People in the UK now have on average nearly twice as much debt as other European citizens, and the Citizens Advice Bureau said recently that badly informed and poorly understood financial decisions, as well as low income, are at the root of many debt problems.

One reason for our difficulty with money management is that personal finance has become more complicated than it was a generation ago, according to Ian Fribbance of The Open University, an economist with an interest in financial education. "The last 20 or 30 years have been a period of liberalisation in financial services," he says. "There are more products, and people are expected to take more responsibility for pension provision and areas where the state has withdrawn from some of its functions."

According to the FSA survey, many people take financial risks without realising it, because they don't know how to buy the financial products that meet their needs. So being more financially educated should help us avoid spiralling debts or huge pensions shortfalls. Government is sufficiently convinced to have announced plans to give greater prominence to financial literacy in the revised National Curriculum due to come into effect in 2008.

Fribbance is the one of the architects of a new Open University course which aims to combine helping people to manage their money, with giving them a overview of the wider economy, and how they fit into it. So they can understand, for example, not just how interest rates go up and down, but why.

Fribbance hopes to convince those of us who are turned off by the thought of cash flows and balance sheets, that learning about finance is interesting as well as good for our bank balances. His research interest is in applying economics to public policy, and this is reflected in the course, which is classified by the OU under both Business and Social Sciences. "Those who study the course will see how they link into the wider social and economic picture," says Fribbance.

"They will see how they are part of a pattern of change. For example, the traditional family unit of 40 or 50 years ago has transformed into a diversity of household types. We now have many more people living alone, and we have civil partnerships, that would've been unthinkable not so long ago. These changes have enormous financial implications for those involved."

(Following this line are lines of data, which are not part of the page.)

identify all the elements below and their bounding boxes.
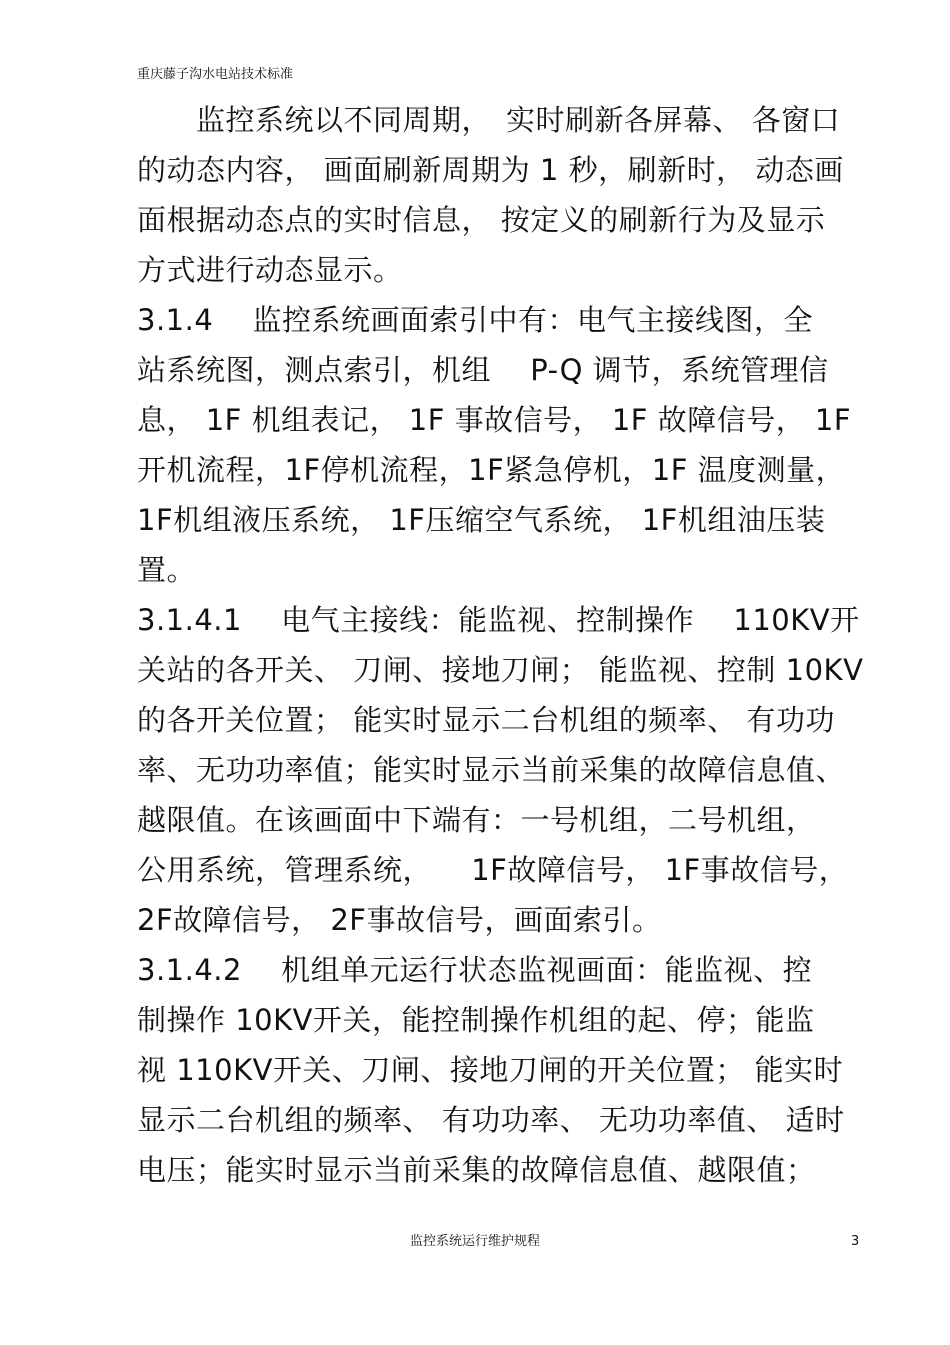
page-footer-title: 监控系统运行维护规程 <box>409 1234 540 1249</box>
text-line: 越限值。在该画面中下端有：一号机组，二号机组， <box>137 803 816 837</box>
text-line: 视 110KV开关、刀闸、接地刀闸的开关位置； 能实时 <box>137 1053 844 1087</box>
text-line: 开机流程，1F停机流程，1F紧急停机，1F 温度测量， <box>137 453 846 487</box>
page-number: 3 <box>851 1234 860 1249</box>
document-body <box>137 95 877 1195</box>
text-line: 3.1.4.1 电气主接线：能监视、控制操作 110KV开 <box>137 603 860 637</box>
text-line: 1F机组液压系统， 1F压缩空气系统， 1F机组油压装 <box>137 503 826 537</box>
text-line: 置。 <box>137 553 197 587</box>
text-line: 2F故障信号， 2F事故信号，画面索引。 <box>137 903 662 937</box>
text-line: 息， 1F 机组表记， 1F 事故信号， 1F 故障信号， 1F <box>137 403 852 437</box>
text-line: 制操作 10KV开关，能控制操作机组的起、停；能监 <box>137 1003 815 1037</box>
text-line: 3.1.4.2 机组单元运行状态监视画面：能监视、控 <box>137 953 813 987</box>
text-line: 的各开关位置； 能实时显示二台机组的频率、 有功功 <box>137 703 835 737</box>
text-line: 显示二台机组的频率、 有功功率、 无功功率值、 适时 <box>137 1103 845 1137</box>
text-line: 率、无功功率值；能实时显示当前采集的故障信息值、 <box>137 753 846 787</box>
text-line: 关站的各开关、 刀闸、接地刀闸； 能监视、控制 10KV <box>137 653 864 687</box>
text-line: 公用系统，管理系统， 1F故障信号， 1F事故信号， <box>137 853 849 887</box>
text-line: 方式进行动态显示。 <box>137 253 403 287</box>
text-line: 监控系统以不同周期， 实时刷新各屏幕、 各窗口 <box>137 103 841 137</box>
text-line: 站系统图，测点索引，机组 P-Q 调节，系统管理信 <box>137 353 829 387</box>
text-line: 的动态内容， 画面刷新周期为 1 秒，刷新时， 动态画 <box>137 153 844 187</box>
text-line: 3.1.4 监控系统画面索引中有：电气主接线图，全 <box>137 303 814 337</box>
text-line: 电压；能实时显示当前采集的故障信息值、越限值； <box>137 1153 816 1187</box>
page-header: 重庆藤子沟水电站技术标准 <box>137 67 294 82</box>
text-line: 面根据动态点的实时信息， 按定义的刷新行为及显示 <box>137 203 826 237</box>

The course is both academic and practical and covers changes over time (such as how your income and spending may vary in different stages of life); the interrelationship between households and individuals (for example, the financial implications of having children); and the impact of wider society and the economy on personal finance. It also focuses on personal financial planning, and includes an interactive DVD and financial planning tools to help with personal budgeting and financial planning during and after the course.